Différends sur le Pvi-ng : Les vérités de Benin Control

Publié le par L'informateur

Suite à la suspension du Programme de vérification des importations (Pvi) nouvelle génération, les avocats de Bénin Control Sa ont tenu une conférence de presse le week-end écoulé. Pour maîtres Badou, Joseph Djogbenou et consorts, le contrat Bénin control avec l’Etat béninois est un contrat de droit privé et non administratif. Des reproches faits au partenaire technique, les conférenciers sont revenus sur les grands axes qui font objet de différends entre l’Etat béninois et la société Bénin control.

Les avocats sont sortis de leur mutisme. Sur la situation du programme de vérification des importations de nouvelle génération, les hommes de loi de Benin control ont fait le point de la situation qui prévaut depuis un certain moment entre l’Etat béninois et le partenaire de la mise en œuvre du Pvi-ng.
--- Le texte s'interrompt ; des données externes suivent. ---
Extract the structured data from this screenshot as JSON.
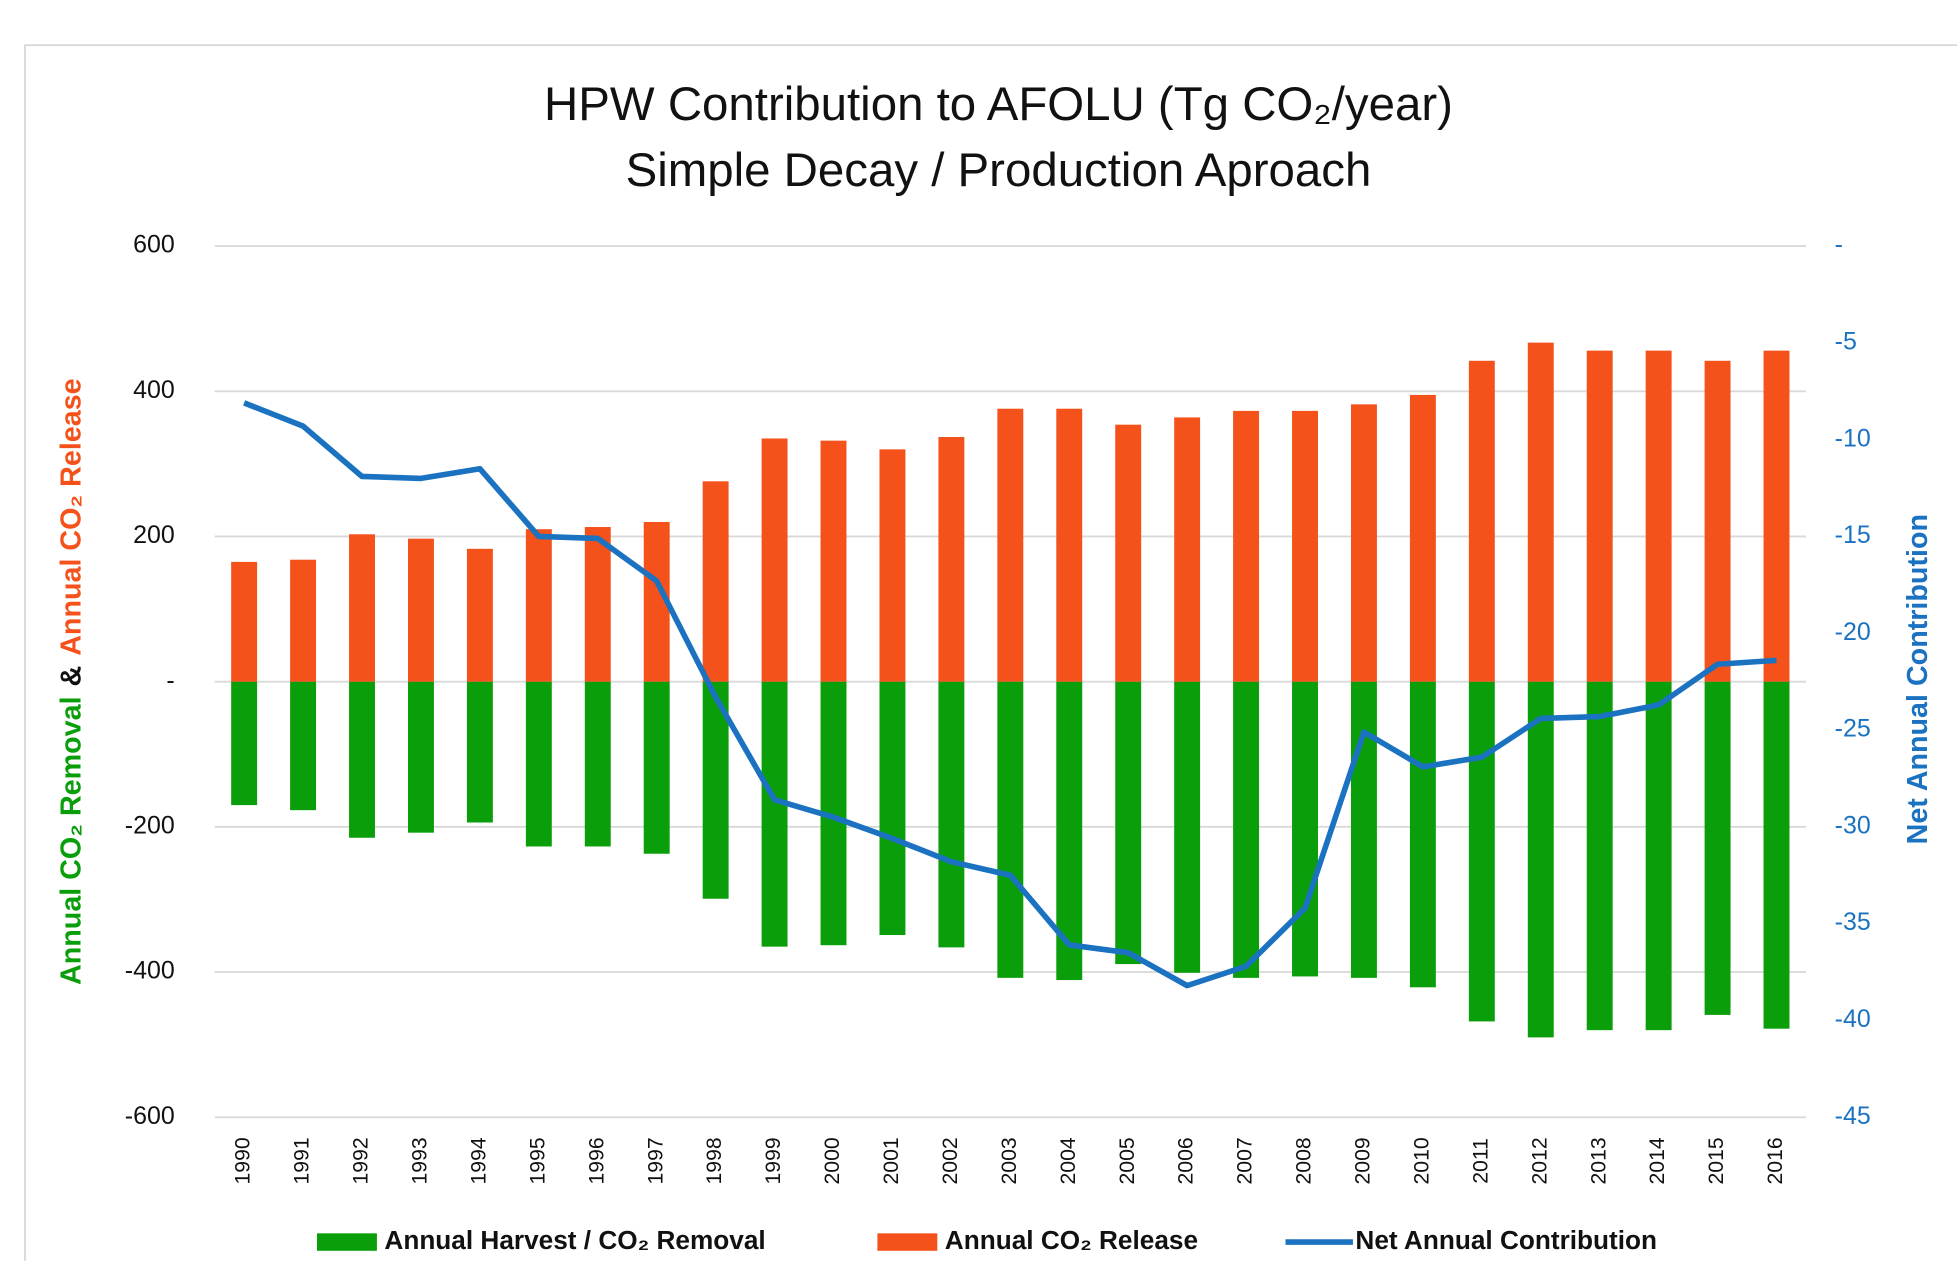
{
  "chart_data": {
    "type": "combo",
    "title": [
      "HPW Contribution to AFOLU (Tg CO₂/year)",
      "Simple Decay / Production Aproach"
    ],
    "y_label": [
      {
        "text": "Annual CO₂ Removal",
        "color": "#0a9e0a"
      },
      {
        "text": "&",
        "color": "#111111"
      },
      {
        "text": "Annual CO₂ Release",
        "color": "#f4511b"
      }
    ],
    "y2_label": {
      "text": "Net Annual Contribution",
      "color": "#1b72c0"
    },
    "categories": [
      "1990",
      "1991",
      "1992",
      "1993",
      "1994",
      "1995",
      "1996",
      "1997",
      "1998",
      "1999",
      "2000",
      "2001",
      "2002",
      "2003",
      "2004",
      "2005",
      "2006",
      "2007",
      "2008",
      "2009",
      "2010",
      "2011",
      "2012",
      "2013",
      "2014",
      "2015",
      "2016"
    ],
    "series": [
      {
        "name": "Annual Harvest / CO₂ Removal",
        "type": "bar",
        "color": "#0a9e0a",
        "values": [
          -170,
          -177,
          -215,
          -208,
          -194,
          -227,
          -227,
          -237,
          -299,
          -365,
          -363,
          -349,
          -366,
          -408,
          -411,
          -389,
          -401,
          -408,
          -406,
          -408,
          -421,
          -468,
          -490,
          -480,
          -480,
          -459,
          -478
        ]
      },
      {
        "name": "Annual CO₂ Release",
        "type": "bar",
        "color": "#f4511b",
        "values": [
          165,
          168,
          203,
          197,
          183,
          210,
          213,
          220,
          276,
          335,
          332,
          320,
          337,
          376,
          376,
          354,
          364,
          373,
          373,
          382,
          395,
          442,
          467,
          456,
          456,
          442,
          456
        ]
      },
      {
        "name": "Net Annual Contribution",
        "type": "line",
        "color": "#1b72c0",
        "axis": "y2",
        "values": [
          -8.1,
          -9.3,
          -11.9,
          -12.0,
          -11.5,
          -15.0,
          -15.1,
          -17.3,
          -23.3,
          -28.6,
          -29.5,
          -30.6,
          -31.8,
          -32.5,
          -36.1,
          -36.5,
          -38.2,
          -37.2,
          -34.2,
          -25.1,
          -26.9,
          -26.4,
          -24.4,
          -24.3,
          -23.7,
          -21.6,
          -21.4
        ]
      }
    ],
    "ylim": [
      -600,
      600
    ],
    "yticks": [
      -600,
      -400,
      -200,
      {
        "value": 0,
        "label": "-"
      },
      200,
      400,
      600
    ],
    "y2lim": [
      -45,
      0
    ],
    "y2ticks": [
      -45,
      -40,
      -35,
      -30,
      -25,
      -20,
      -15,
      -10,
      -5,
      {
        "value": 0,
        "label": "-"
      }
    ],
    "y2tick_color": "#1b72c0",
    "grid": true,
    "legend": "bottom"
  }
}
Maître Joseph Djogbenou et ses pairs ont posé à la presse les faits, les différends et les réponses apportés par la société Benin Control.

« Le contrat Benin Control vise la prestation de services, tendant, d’une part, au renforcement de capacités de l’administration douanière et, d’autre part, à l’élévation de la qualité des services offerts par cette administration dans la vue de rendre compétitive la destination Bénin.

En silhouette, il est attendu de l’opérateur économique d’aider l’Etat à accroître ses ressources budgétaires en vue de la lutte contre la pauvreté : c’est un contrat à vocation économique majeure; un contrat de droit privé » a expliqué Maître Joseph Djogbenou. Autrement dit, il est question pour l’opérateur économique de venir suppléer la douane dans les opérations douanières avec des objectifs bien définis vis-à-vis du partenaire pour l’amélioration des recettes.

« Le programme est institué en vue du dédouanement régulier des marchandises. Si le dédouanement est effectué suivant la législation en vigueur, on ne peut alors soutenir qu’il contribue à la cherté de la vie.

A l’occasion, on imputerait cette responsabilité à l’Etat, auteur de la réglementation en matière douanière.

Il faut souligner que depuis l’avènement du PVI, les lois et règlements en matière douanière n’ont pas été changés. En d’autres termes les taux de dédouanement n’ont pas varié.

Au demeurant, Bénin Control n’a même pas le pouvoir de fixer ou de modifier les tarifs applicables. » Telles sont les explications du conférencier pour battre en brèche les arguments de la partie adverse.

Les faits

Le 29 décembre 2010, à la suite du dépouillement des offres, le Conseil des ministres a retenu le groupement SGS-Bénin Control adjudicataire provisoire. Le marché a été notifié à ce groupement le 31 décembre 2010 par le Ministre de l’Economie et des Finances.

La même notification comportait invitation à prendre part  à une séance de négociation en vue de la conclusion du contrat.

Le gouvernement s’est engagé à prendre les actes réglementaires (décret et arrêté d’application) portant institution du PVI-NG.

Toutes ces informations sont contenues dans le  procès-verbal de réunion des 3 et 4 janvier 2011. Ce procès-verbal a été signé, le 4 janvier 2011 par trois ministres du gouvernement de M. Boni YAYI ainsi que Mme l’Agent judiciaire du trésor.

Quelques mois après sa signature, l’exécution du contrat s’est heurté, tantôt à des difficultés passagères, tantôt à de véritables différends.

Au demeurant, les avocats de Benin Control ont porté sur la place publique le différend qui oppose la société à l’Etat béninois. Pour l’heure, le gouvernement a décidé de la suspension de la mise en œuvre du Pvi-ng. Se dirige-t-on vers une bataille judiciaire ? Les prochains jours nous édifieront.